American Gangster
Le 19/10/2007 à 09:27Par Arnaud Mangin
Un grand réalisateur et de grands acteurs au service d'un polar passionné subtilement maquillé en produit coquet. Parce que Ridley Scott ne s'intéresse plus vraiment à l'esbroufe visuelle, il livre son film d'une manière si aérée qu'on s'en imprègne immédiatement. Vraiment digne d'intérêt !
Ridley Scott atteint un peu l'âge de la sagesse. Celui où les plus grands - dont il sait son appartenance - savent qu'ils n'ont plus à faire leurs preuves. Celui où les maestrias passées sont des cartes de visites suffisantes pour n'avoir qu'à insuffler leur énergie dans ce qui leur parle le plus... à défaut de bâtir de nouveaux mythes. On ne refait pas ou plus Blade Runner, Alien, ou même Gladiator. Scott, le meilleur des deux frangins, s'essayera plutôt au cinéma éthylique en ne pensant qu'à lui, et ça se voit : Une Grande année reste un mauvais cru. Mais comme le bonhomme transpire néanmoins le bon goût, il livre à nouveau avec cet American Gangster une œuvre d'abord faite pour le spectateur qui sommeille en lui. Celui qui aime ses stars, son univers, son rythme, et ses coups de foudre historiques comme géographiques. Bonne pioche cette fois-ci puisque son petit plaisir perso se propage sans peine, même à travers un fidèle public qui n'y décèlera pas forcément sa patte.
On pourrait, de prime abord, taxer Scott de réalisateur tranquille ne cherchant même plus à insuffler un quelconque souffle épique à ses films. Pourtant, c'est en s'abstenant d'utiliser cette magistrale étiquette passe-partout qu'il prend justement le risque d'afficher une certaine insipidité. Tous les ingrédients sont pourtant à portée de main, et il n'est pas impossible de succomber à la folie des grandeurs : la (re)naissance d'Harlem dévoilée dans une grande dépression en 1968 comme l'avait été le reste de New York trente-cinq ans plus tôt, la véritable histoire de la résurgence de la cocaïne dans les foyers, ou encore le fameux duel "grand voyou inaccessible/superflic obstiné qui ne se croiseront jamais" campé par la valeur sure hollywoodienne Denzel Washington face au bon copain Russell Crowe. Du lourd sur papier. Du très lourd même qui s'efface pourtant dernière une modestie en cela appréciable que le cinéaste ne cherchera jamais a refaire Le Parrain 2, French Connection, Scarface ou Heat, là où n'importe quel autre se serait rué dans le piège. Au lieu de tenter vainement un grand film, Ridley Scott préférera donc s'affairer à un bon polar. Pour ne pas dire fascinant dans sa dernière bobine.

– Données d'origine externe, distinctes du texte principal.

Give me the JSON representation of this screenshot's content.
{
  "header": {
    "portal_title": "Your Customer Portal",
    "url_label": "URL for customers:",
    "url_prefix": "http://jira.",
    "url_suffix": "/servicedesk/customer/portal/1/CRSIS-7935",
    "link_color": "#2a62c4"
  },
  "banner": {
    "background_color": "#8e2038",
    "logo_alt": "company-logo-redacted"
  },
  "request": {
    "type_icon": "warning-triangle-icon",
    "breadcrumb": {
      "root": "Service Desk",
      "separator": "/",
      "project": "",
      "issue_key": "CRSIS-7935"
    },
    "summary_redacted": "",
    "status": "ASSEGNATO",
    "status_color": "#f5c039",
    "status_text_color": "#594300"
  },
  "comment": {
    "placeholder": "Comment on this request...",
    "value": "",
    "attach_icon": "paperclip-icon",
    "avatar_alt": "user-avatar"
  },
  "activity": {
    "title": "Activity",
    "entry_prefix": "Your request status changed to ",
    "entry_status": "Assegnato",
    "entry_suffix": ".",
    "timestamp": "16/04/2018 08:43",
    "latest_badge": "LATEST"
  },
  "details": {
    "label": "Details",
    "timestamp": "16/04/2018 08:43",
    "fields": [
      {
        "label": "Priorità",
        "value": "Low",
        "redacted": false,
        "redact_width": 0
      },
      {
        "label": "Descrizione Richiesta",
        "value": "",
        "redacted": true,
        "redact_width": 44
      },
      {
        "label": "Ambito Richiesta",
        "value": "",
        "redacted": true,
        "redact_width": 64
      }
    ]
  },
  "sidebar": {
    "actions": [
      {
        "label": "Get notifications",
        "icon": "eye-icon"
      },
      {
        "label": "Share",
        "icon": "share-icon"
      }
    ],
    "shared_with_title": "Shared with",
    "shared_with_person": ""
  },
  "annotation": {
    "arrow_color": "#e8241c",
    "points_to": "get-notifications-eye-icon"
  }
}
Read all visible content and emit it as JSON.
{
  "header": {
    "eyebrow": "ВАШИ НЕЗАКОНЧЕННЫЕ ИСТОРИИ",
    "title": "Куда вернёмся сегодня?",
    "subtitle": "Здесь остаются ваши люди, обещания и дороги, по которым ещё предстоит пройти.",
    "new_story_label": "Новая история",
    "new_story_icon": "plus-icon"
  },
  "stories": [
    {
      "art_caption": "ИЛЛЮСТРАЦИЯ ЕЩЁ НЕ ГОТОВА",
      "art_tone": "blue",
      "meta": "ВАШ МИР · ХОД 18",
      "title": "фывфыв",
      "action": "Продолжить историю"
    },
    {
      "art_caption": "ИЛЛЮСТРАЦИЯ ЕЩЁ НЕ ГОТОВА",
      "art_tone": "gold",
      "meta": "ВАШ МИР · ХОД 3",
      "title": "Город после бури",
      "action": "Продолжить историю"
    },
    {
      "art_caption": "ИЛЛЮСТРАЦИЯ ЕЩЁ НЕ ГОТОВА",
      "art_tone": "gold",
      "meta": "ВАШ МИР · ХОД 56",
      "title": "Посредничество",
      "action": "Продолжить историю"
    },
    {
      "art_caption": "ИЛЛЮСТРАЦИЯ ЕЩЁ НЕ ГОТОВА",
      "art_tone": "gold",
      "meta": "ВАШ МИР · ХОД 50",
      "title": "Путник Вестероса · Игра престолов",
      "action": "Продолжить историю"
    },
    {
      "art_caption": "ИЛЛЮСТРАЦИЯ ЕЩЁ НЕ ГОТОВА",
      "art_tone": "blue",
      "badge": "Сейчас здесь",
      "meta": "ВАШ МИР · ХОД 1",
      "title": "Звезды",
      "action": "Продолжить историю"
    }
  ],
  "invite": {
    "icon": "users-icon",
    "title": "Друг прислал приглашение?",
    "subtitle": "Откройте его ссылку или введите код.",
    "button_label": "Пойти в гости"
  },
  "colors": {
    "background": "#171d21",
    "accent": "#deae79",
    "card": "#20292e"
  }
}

American Gangster, dont le titre résume à lui seul l'intérêt premier de l'entreprise, ne nécessite effectivement pas d'afficher des ficelles épaisses comme des colonnes. Il est question de l'Amérique en prise à ses maux (sociaux, militaires, utopiques) dont la plus surprenante ascension, à mi-chemin entre les années 60 et 70, transite via la carrière du plus grand importateur de drogue new-yorkais. Une intrigue à deux tableaux jonglant systématiquement d'un personnage à l'autre. Quid d'une criminalité imposante, respectée et percutante (une scène en particulier en calmera plus d'un) d'un côté laissant libre court à un Denzel Washington énervé, face à une honnêteté décrépitée de l'autre pour un Russel Crowe incorruptible. Deux heures et demi d'oppositions antinomique, ou un véritable amour pour ses personnages principaux, qui préférera la confrontation psychologique surprenante - tardive, forcément - à n'importe quel western urbain. Quitte à tirer inutilement en longueur son chapitre introductif sur près de trois quarts d'heure en submergeant le personnage de Crowe de péripéties sans intérêt, histoire d'équilibrer le quota de présence à l'écran... Et quand bien même, nous n'avons pas un charlot derrière l'objectif.